The invention claimed is:

1. A front loader comprising:

a coupling frame configured to be removably coupled to a vehicle body;

a boom supported by the coupling frame to be pivotable up/down relative to the coupling frame;

a bucket supported at a front end of the boom to be pivotable up/down relative to the boom; and

a posture keeping mechanism configured to keep a posture-to-ground of the bucket when the boom is pivoted up/down relative to the coupling frame, the posture keeping mechanism being configured to be removably coupled to the coupling frame.

2. The front loader according to claim 1, wherein the posture keeping mechanism includes:

a link stay configured to be removably coupled to an upper portion of the coupling frame;

a posture keeping link having a rear end thereof pivotably supported by the link stay; and

a swing link pivotably supported by the boom at an intermediate portion of the boom, a forward end of the posture keeping link being pivotably supported by the swing link.

3. The front loader according to claim 2, further comprising:

a first support shaft, the boom being configured to be coupled to the coupling frame to be pivotable about the first support shaft, wherein the link stay has a support shaft hole through which the first support shaft is inserted when the link stay is coupled to the coupling frame.

4. The front loader according to claim 2, further comprising:

a second support shaft, wherein the swing link is configured to be pivotable about the second support shaft relative to the intermediate portion of the boom, and the swing link is configured to be removably coupled to the intermediate portion of the boom via the second support shaft.

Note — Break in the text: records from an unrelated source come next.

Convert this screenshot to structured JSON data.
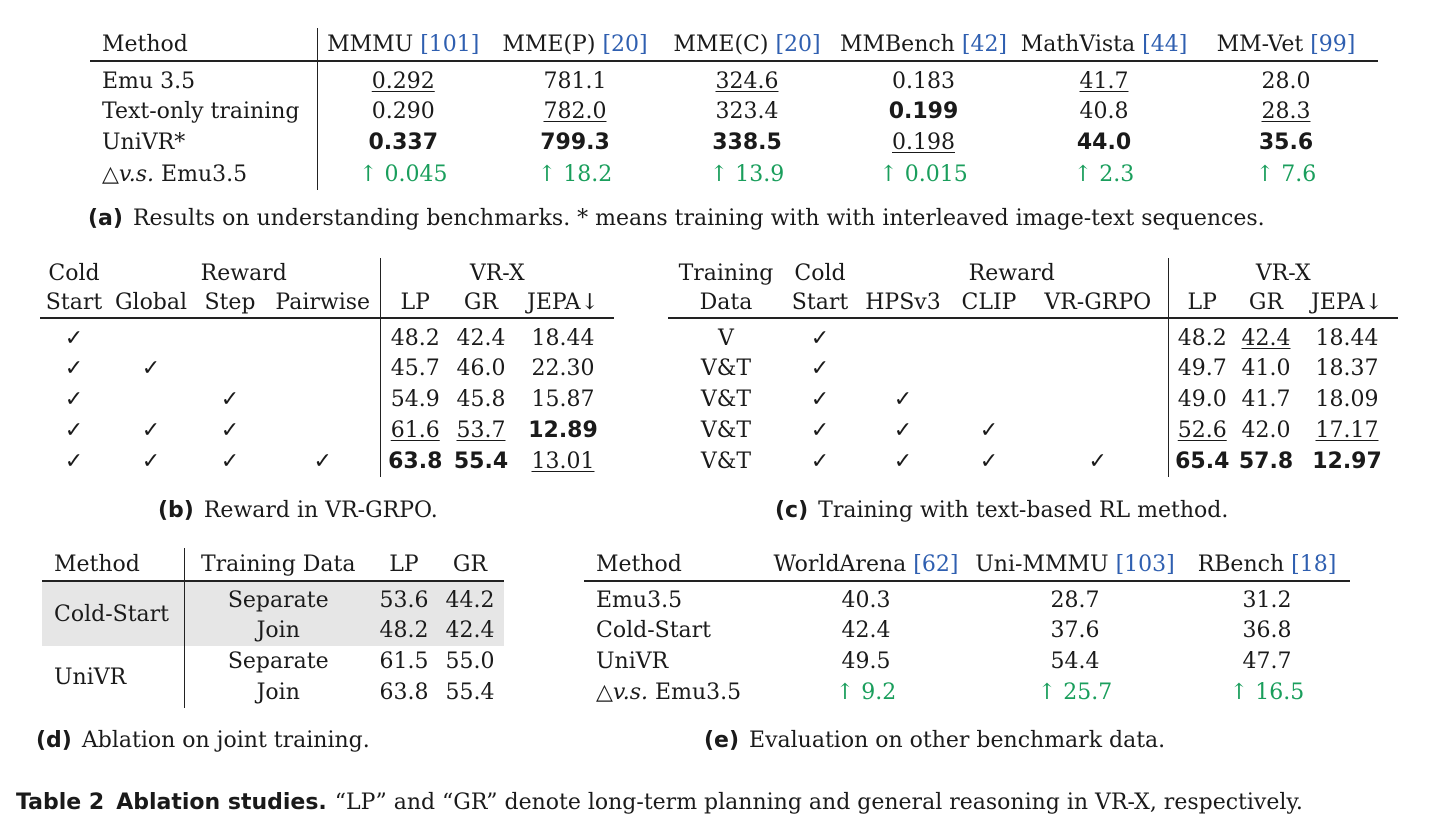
{
  "table_a": {
    "headers": [
      "Method",
      "MMMU",
      "MME(P)",
      "MME(C)",
      "MMBench",
      "MathVista",
      "MM-Vet"
    ],
    "header_cites": [
      "",
      "[101]",
      "[20]",
      "[20]",
      "[42]",
      "[44]",
      "[99]"
    ],
    "rows": [
      {
        "method": "Emu 3.5",
        "values": [
          "0.292",
          "781.1",
          "324.6",
          "0.183",
          "41.7",
          "28.0"
        ]
      },
      {
        "method": "Text-only training",
        "values": [
          "0.290",
          "782.0",
          "323.4",
          "0.199",
          "40.8",
          "28.3"
        ]
      },
      {
        "method": "UniVR*",
        "values": [
          "0.337",
          "799.3",
          "338.5",
          "0.198",
          "44.0",
          "35.6"
        ]
      }
    ],
    "delta": {
      "method_prefix": "△",
      "method_vs": "v.s.",
      "method_ref": "Emu3.5",
      "values": [
        "↑ 0.045",
        "↑ 18.2",
        "↑ 13.9",
        "↑ 0.015",
        "↑ 2.3",
        "↑ 7.6"
      ]
    },
    "caption_label": "(a)",
    "caption_text": "Results on understanding benchmarks. * means training with with interleaved image-text sequences."
  },
  "table_b": {
    "headers_top": [
      "Cold",
      "Reward",
      "VR-X"
    ],
    "headers_bottom": [
      "Start",
      "Global",
      "Step",
      "Pairwise",
      "LP",
      "GR",
      "JEPA↓"
    ],
    "rows": [
      {
        "checks": [
          "✓",
          "",
          "",
          ""
        ],
        "values": [
          "48.2",
          "42.4",
          "18.44"
        ]
      },
      {
        "checks": [
          "✓",
          "✓",
          "",
          ""
        ],
        "values": [
          "45.7",
          "46.0",
          "22.30"
        ]
      },
      {
        "checks": [
          "✓",
          "",
          "✓",
          ""
        ],
        "values": [
          "54.9",
          "45.8",
          "15.87"
        ]
      },
      {
        "checks": [
          "✓",
          "✓",
          "✓",
          ""
        ],
        "values": [
          "61.6",
          "53.7",
          "12.89"
        ]
      },
      {
        "checks": [
          "✓",
          "✓",
          "✓",
          "✓"
        ],
        "values": [
          "63.8",
          "55.4",
          "13.01"
        ]
      }
    ],
    "caption_label": "(b)",
    "caption_text": "Reward in VR-GRPO."
  },
  "table_c": {
    "headers_top": [
      "Training",
      "Cold",
      "Reward",
      "VR-X"
    ],
    "headers_bottom": [
      "Data",
      "Start",
      "HPSv3",
      "CLIP",
      "VR-GRPO",
      "LP",
      "GR",
      "JEPA↓"
    ],
    "rows": [
      {
        "data": "V",
        "checks": [
          "✓",
          "",
          "",
          ""
        ],
        "values": [
          "48.2",
          "42.4",
          "18.44"
        ]
      },
      {
        "data": "V&T",
        "checks": [
          "✓",
          "",
          "",
          ""
        ],
        "values": [
          "49.7",
          "41.0",
          "18.37"
        ]
      },
      {
        "data": "V&T",
        "checks": [
          "✓",
          "✓",
          "",
          ""
        ],
        "values": [
          "49.0",
          "41.7",
          "18.09"
        ]
      },
      {
        "data": "V&T",
        "checks": [
          "✓",
          "✓",
          "✓",
          ""
        ],
        "values": [
          "52.6",
          "42.0",
          "17.17"
        ]
      },
      {
        "data": "V&T",
        "checks": [
          "✓",
          "✓",
          "✓",
          "✓"
        ],
        "values": [
          "65.4",
          "57.8",
          "12.97"
        ]
      }
    ],
    "caption_label": "(c)",
    "caption_text": "Training with text-based RL method."
  },
  "table_d": {
    "headers": [
      "Method",
      "Training Data",
      "LP",
      "GR"
    ],
    "groups": [
      {
        "method": "Cold-Start",
        "rows": [
          {
            "data": "Separate",
            "values": [
              "53.6",
              "44.2"
            ]
          },
          {
            "data": "Join",
            "values": [
              "48.2",
              "42.4"
            ]
          }
        ]
      },
      {
        "method": "UniVR",
        "rows": [
          {
            "data": "Separate",
            "values": [
              "61.5",
              "55.0"
            ]
          },
          {
            "data": "Join",
            "values": [
              "63.8",
              "55.4"
            ]
          }
        ]
      }
    ],
    "caption_label": "(d)",
    "caption_text": "Ablation on joint training."
  },
  "table_e": {
    "headers": [
      "Method",
      "WorldArena",
      "Uni-MMMU",
      "RBench"
    ],
    "header_cites": [
      "",
      "[62]",
      "[103]",
      "[18]"
    ],
    "rows": [
      {
        "method": "Emu3.5",
        "values": [
          "40.3",
          "28.7",
          "31.2"
        ]
      },
      {
        "method": "Cold-Start",
        "values": [
          "42.4",
          "37.6",
          "36.8"
        ]
      },
      {
        "method": "UniVR",
        "values": [
          "49.5",
          "54.4",
          "47.7"
        ]
      }
    ],
    "delta": {
      "method_prefix": "△",
      "method_vs": "v.s.",
      "method_ref": "Emu3.5",
      "values": [
        "↑ 9.2",
        "↑ 25.7",
        "↑ 16.5"
      ]
    },
    "caption_label": "(e)",
    "caption_text": "Evaluation on other benchmark data."
  },
  "main_caption": {
    "label": "Table 2",
    "title": "Ablation studies.",
    "text": "“LP” and “GR” denote long-term planning and general reasoning in VR-X, respectively."
  }
}
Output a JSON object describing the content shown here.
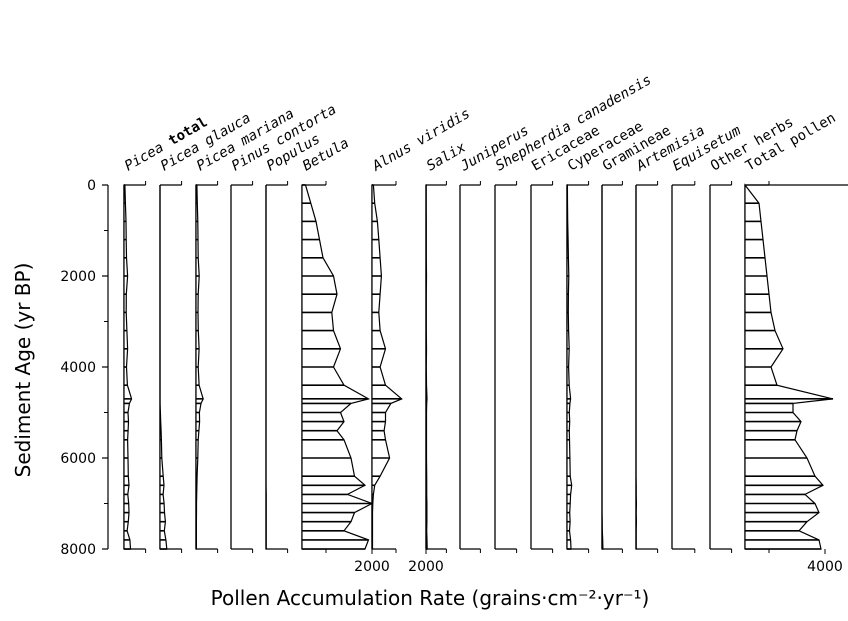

5. A posture keeping mechanism configured to keep a posture-to-ground of a bucket, the mechanism comprising:

a link stay configured to be removably coupled to a coupling frame of a front loader;

a swing link pivotably supported by a boom at an intermediate portion of the boom, a forward end of the posture keeping link being pivotably supported by the swing link.

6. A front loader, comprising:

a coupling frame configured to be removably coupled to a vehicle body;

a posture keeping mechanism configured to keep a posture-to-ground of the bucket, wherein in each of the coupling frame and an intermediate portion of the boom, there is formed a mounting hole through which the posture keeping mechanism is configured to be attached thereto.